# John Frieda's Frizz Ease ???



## serinaa (Apr 7, 2010)

Does anybody know if John Frieda's products are the right choice ? I did a search on VB but couldn't find anything about it. I try to change my haircare ,I would like to try John Frieda's Frizz Ease before making a decision .My friend tells me the humidity in Missouri is making my hair look submissive and lustrous .

Thanks!

Ally.


----------



## cherryblossom13 (Apr 8, 2010)

I used to use it all of the time! I love it, and I think it is a great product. Try it!


----------



## Dragonfly (Apr 8, 2010)

I think the Frizz Ease Hair Serum that you apply after washing/conditioning works pretty good.

Apply it to your hair, while your hair is quite wet. Then blow dry/flat iron.

You can also apply a very small amount on hair after you have finished styling.

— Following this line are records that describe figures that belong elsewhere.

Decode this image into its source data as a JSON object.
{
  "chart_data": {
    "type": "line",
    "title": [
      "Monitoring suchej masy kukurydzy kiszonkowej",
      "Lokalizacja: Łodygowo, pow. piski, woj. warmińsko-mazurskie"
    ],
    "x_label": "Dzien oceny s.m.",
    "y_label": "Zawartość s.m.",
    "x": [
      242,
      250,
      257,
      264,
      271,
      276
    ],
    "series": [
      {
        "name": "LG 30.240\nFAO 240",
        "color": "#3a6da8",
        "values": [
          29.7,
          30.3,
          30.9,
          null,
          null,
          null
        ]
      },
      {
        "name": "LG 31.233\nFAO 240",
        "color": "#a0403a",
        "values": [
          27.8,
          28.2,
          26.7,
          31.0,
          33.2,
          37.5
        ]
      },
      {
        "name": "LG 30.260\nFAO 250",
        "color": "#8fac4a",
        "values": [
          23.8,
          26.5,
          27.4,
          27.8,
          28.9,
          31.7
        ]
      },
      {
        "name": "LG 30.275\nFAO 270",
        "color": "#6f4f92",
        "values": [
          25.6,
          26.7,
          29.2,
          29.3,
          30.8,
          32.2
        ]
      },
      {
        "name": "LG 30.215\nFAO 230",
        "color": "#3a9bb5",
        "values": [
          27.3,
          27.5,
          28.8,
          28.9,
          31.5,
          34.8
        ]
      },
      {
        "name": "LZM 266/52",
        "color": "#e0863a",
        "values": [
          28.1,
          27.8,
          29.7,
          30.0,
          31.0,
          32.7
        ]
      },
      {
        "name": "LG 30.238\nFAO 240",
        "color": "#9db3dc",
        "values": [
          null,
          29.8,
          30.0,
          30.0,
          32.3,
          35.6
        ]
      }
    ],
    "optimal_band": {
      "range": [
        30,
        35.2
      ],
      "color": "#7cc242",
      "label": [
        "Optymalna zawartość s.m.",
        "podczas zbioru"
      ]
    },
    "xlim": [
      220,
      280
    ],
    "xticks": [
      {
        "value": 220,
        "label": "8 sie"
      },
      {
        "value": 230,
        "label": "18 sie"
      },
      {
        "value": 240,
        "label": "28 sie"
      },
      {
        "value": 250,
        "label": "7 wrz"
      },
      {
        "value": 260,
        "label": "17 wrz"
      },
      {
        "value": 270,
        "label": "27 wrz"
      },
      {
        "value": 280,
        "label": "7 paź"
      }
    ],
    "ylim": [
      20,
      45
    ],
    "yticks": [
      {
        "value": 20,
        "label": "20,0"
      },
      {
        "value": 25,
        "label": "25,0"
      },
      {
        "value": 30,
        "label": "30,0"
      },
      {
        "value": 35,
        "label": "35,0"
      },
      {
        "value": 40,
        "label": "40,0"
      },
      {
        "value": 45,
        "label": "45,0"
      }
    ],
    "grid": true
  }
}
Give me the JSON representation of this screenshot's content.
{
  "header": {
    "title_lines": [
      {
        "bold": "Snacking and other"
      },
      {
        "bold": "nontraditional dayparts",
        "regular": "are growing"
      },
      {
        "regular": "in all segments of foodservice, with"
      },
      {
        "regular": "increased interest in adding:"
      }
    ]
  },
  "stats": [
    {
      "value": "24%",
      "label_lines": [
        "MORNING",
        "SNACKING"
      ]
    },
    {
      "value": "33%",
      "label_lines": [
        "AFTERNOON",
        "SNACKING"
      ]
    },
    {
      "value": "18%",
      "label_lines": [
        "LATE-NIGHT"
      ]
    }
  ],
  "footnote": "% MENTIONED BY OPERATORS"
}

I have seen individual packets of Frizz Ease Serum in drug stores. This way you can try it a couple of times and decide if you like it, before buying a large bottle for about $10.


----------



## magosienne (Apr 10, 2010)

It's good but pricey, so if you can, get a small bottle before you decide to buy a larger one.


----------



## Minka (Apr 10, 2010)

I used to use it religiously for years, but since I straighten my hair and/or keep it up most of the time now, then I don't need to use it as much anymore.

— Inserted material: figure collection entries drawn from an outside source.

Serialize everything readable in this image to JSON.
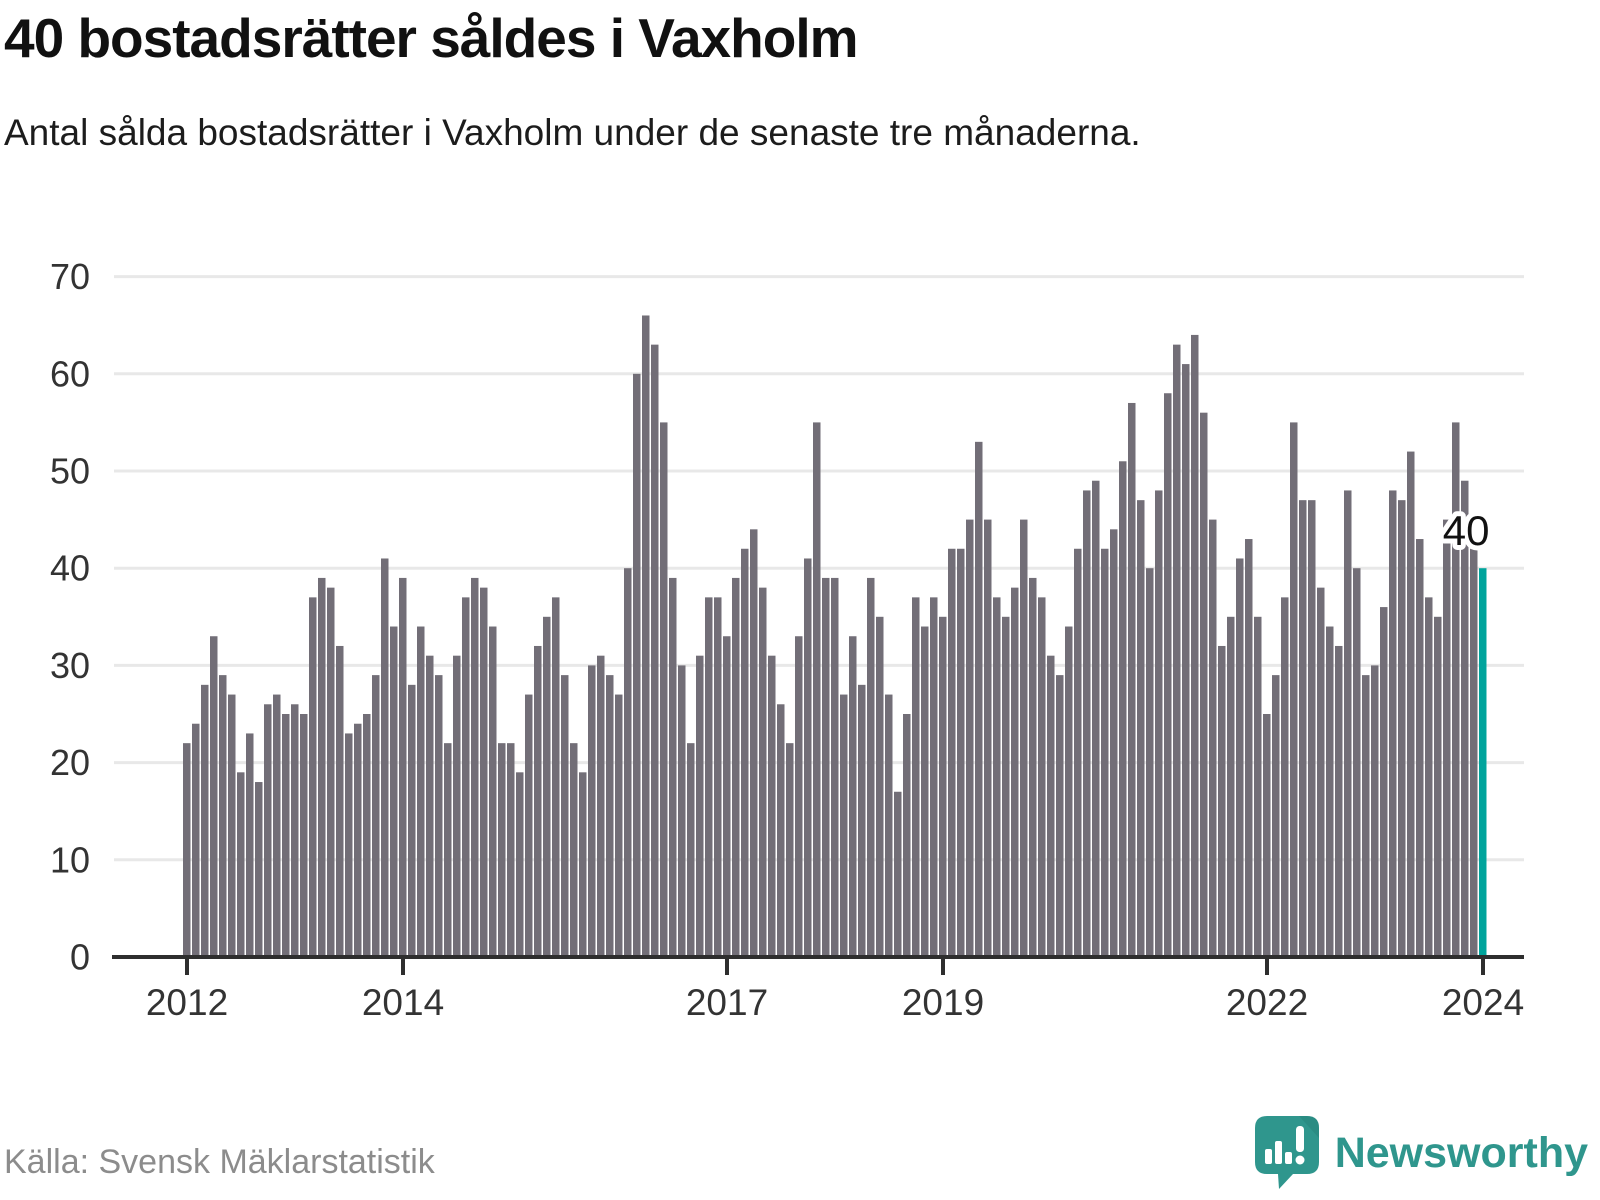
{
  "header": {
    "title": "40 bostadsrätter såldes i Vaxholm",
    "subtitle": "Antal sålda bostadsrätter i Vaxholm under de senaste tre månaderna."
  },
  "footer": {
    "source": "Källa: Svensk Mäklarstatistik",
    "brand": "Newsworthy",
    "logo_icon": "speech-bubble-bar-chart-icon"
  },
  "chart_data": {
    "type": "bar",
    "title": "40 bostadsrätter såldes i Vaxholm",
    "subtitle": "Antal sålda bostadsrätter i Vaxholm under de senaste tre månaderna.",
    "xlabel": "",
    "ylabel": "",
    "ylim": [
      0,
      70
    ],
    "yticks": [
      0,
      10,
      20,
      30,
      40,
      50,
      60,
      70
    ],
    "grid": "horizontal",
    "legend": "none",
    "start_year": 2012,
    "start_month": 1,
    "frequency": "monthly",
    "xticks": [
      {
        "label": "2012",
        "month_index": 0
      },
      {
        "label": "2014",
        "month_index": 24
      },
      {
        "label": "2017",
        "month_index": 60
      },
      {
        "label": "2019",
        "month_index": 84
      },
      {
        "label": "2022",
        "month_index": 120
      },
      {
        "label": "2024",
        "month_index": 144
      }
    ],
    "values": [
      22,
      24,
      28,
      33,
      29,
      27,
      19,
      23,
      18,
      26,
      27,
      25,
      26,
      25,
      37,
      39,
      38,
      32,
      23,
      24,
      25,
      29,
      41,
      34,
      39,
      28,
      34,
      31,
      29,
      22,
      31,
      37,
      39,
      38,
      34,
      22,
      22,
      19,
      27,
      32,
      35,
      37,
      29,
      22,
      19,
      30,
      31,
      29,
      27,
      40,
      60,
      66,
      63,
      55,
      39,
      30,
      22,
      31,
      37,
      37,
      33,
      39,
      42,
      44,
      38,
      31,
      26,
      22,
      33,
      41,
      55,
      39,
      39,
      27,
      33,
      28,
      39,
      35,
      27,
      17,
      25,
      37,
      34,
      37,
      35,
      42,
      42,
      45,
      53,
      45,
      37,
      35,
      38,
      45,
      39,
      37,
      31,
      29,
      34,
      42,
      48,
      49,
      42,
      44,
      51,
      57,
      47,
      40,
      48,
      58,
      63,
      61,
      64,
      56,
      45,
      32,
      35,
      41,
      43,
      35,
      25,
      29,
      37,
      55,
      47,
      47,
      38,
      34,
      32,
      48,
      40,
      29,
      30,
      36,
      48,
      47,
      52,
      43,
      37,
      35,
      45,
      55,
      49,
      42,
      40
    ],
    "highlight_last_bar": true,
    "annotation": {
      "text": "40",
      "value": 40
    },
    "colors": {
      "bar": "#726e77",
      "accent": "#00a49c",
      "grid": "#e8e8e8",
      "axis": "#2e2e2e",
      "tick_label": "#333333",
      "annotation_text": "#111111",
      "annotation_halo": "#ffffff",
      "source_text": "#8c8c8c",
      "brand_teal": "#2f968d",
      "logo_fold": "#27857c"
    }
  }
}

Anyways, it's a great product! Just be careful not to use too much or your hair will look like a grease ramp




.


----------



## leimei00 (Feb 14, 2011)

to control frizz, I do use the John Frieda serum in combination with the Shielo Hydrate Mist throughout the day.  Use the John Freda serum after you finish styling, and then keep the Shielo Hydrate Mist in your purse and throughout the day spray it to refresh your hair.

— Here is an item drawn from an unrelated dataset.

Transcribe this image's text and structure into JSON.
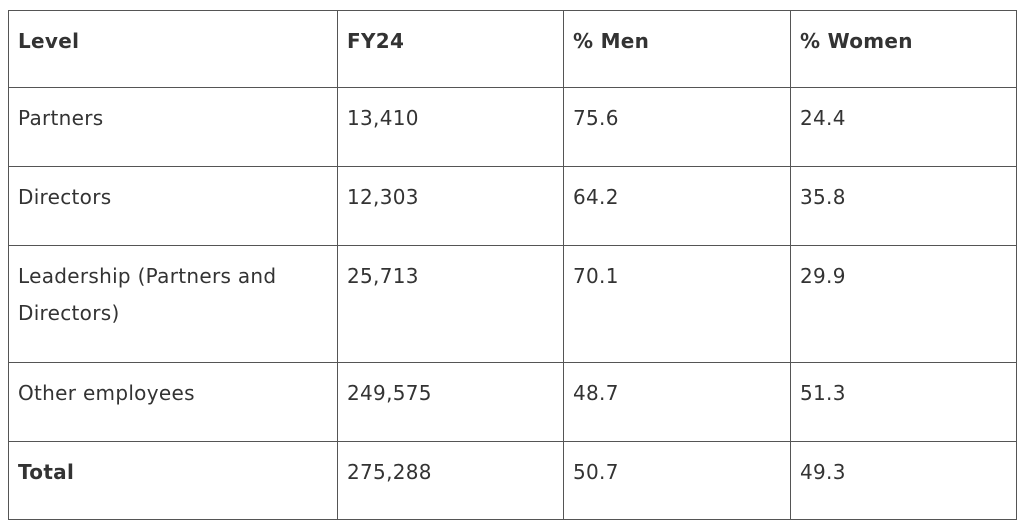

This usually helps me when after a long day, I can just spray it, leave the office, and my hair looks ready to go out for the night - which is great!


----------



## Kitytize (Mar 28, 2011)

I've been using JF Frizz-Ease Leave-in conditioning spray for 2 months now and it has been working pretty good for me. I'd definitely like to try more from JF.


----------